I’ve been mentoring a former student this past year. He's in his early twenties—a really good guy who asked for some help finding direction. Like many guys that age, a core struggle is to discern his most authentic desires—what he really wants at his core, at a level deeper than passing impulse. “I do all this stuff,” he said over coffee recently. He went on to describe a healthy list of sports, activities, hobbies, and what he does with his family. Then he continued: “But here’s the thing—despite all the stuff I do, I don’t really know who I am.”
I think it's a common feeling. I can relate. Sometimes we can definitely feel like our actions aren't fully expressive of our interior life. But on the other hand, this can be problematic thinking. So I asked him: "Why are you so sure the two are really so different—that is, what you do and who you are?"
It’s deceptive to think there are two versions of ourselves. I used to do this a lot. Less so now, but occasionally I find myself in this mindset. It’s like this: I think of there being the real me. My interior life. My true identity. That construct of my true values, beliefs, desires. But then there’s this other me who acts in the physical world—the one who manifests values, beliefs, and desires through words and actions.

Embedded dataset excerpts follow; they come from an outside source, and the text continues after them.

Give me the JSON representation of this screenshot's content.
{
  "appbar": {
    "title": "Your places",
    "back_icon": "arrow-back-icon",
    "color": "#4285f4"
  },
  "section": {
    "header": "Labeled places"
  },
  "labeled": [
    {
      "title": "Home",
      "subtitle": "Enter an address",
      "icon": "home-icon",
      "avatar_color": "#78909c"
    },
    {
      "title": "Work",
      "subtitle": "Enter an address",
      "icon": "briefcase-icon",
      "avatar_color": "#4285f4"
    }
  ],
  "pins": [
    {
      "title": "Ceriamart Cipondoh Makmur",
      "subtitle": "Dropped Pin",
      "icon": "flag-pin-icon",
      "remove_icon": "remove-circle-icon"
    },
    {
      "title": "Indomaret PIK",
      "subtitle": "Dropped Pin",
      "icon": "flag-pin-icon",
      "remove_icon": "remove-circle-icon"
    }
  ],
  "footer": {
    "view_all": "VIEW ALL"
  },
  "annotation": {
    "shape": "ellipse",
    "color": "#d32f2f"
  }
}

Except that there aren’t two versions. I am whole. I am my actions. I, acting in the world, am not merely a part-time reflection of a separate inner self. There aren’t two selves. I can’t have it both ways. I can’t look at my virtuous actions and say, “yep, that’s the real me!” but then, on the bad days, say, “I know I did that bad thing, but that’s not who I really am.” Or, inversley, if I'm down on myself, I might focus only on the less admirable actions, and chalk up the virtuous stuff to some deceptive lie.
Both virtuous and not-so-virtuous actions comprise part of who we really are. But no one action, or subset of actions, comprises the whole of who we are. We’re not quite that simple. We’re better than the sum of our worst actions. (We just have to acknowledge, likewise, that neither are we only the sum of our best actions.)
Maybe another way of thinking of it is like this: We are both potential and kinetic energy. We have so much potential, but we’re also alive, now. We’re always living out our story in the present. The beauty of this combination is that we have the potential to improve at any moment. We have the potential to master and overcome our weaknesses and failings…if, that is, we’re willing to own them, confront them, and stop making excuses for them. (And, when needed, have the humility to ask for help doing so.)
As I suggested to the young man in this mentoring group, he should give himself some credit, and recognize that maybe “who he is” now isn’t that hard to see. All the good stuff he does is very much who he is. And yeah, the failings are also who he is. It’s a complex picture, and that’s human nature. The potential for his growth will never end, but who he is right now is so vitally important, too. I think recognizing both of these things is key to loving ourselves on a deep level—and when we love ourselves, we can see past the stuff we don't like about ourselves…and others.
Who we are is both potential and kinetic energy. We are what we’ve done—both the good and the bad—but we’re not only what we’ve done. We can be so much more. That should give each of us hope and encouragement.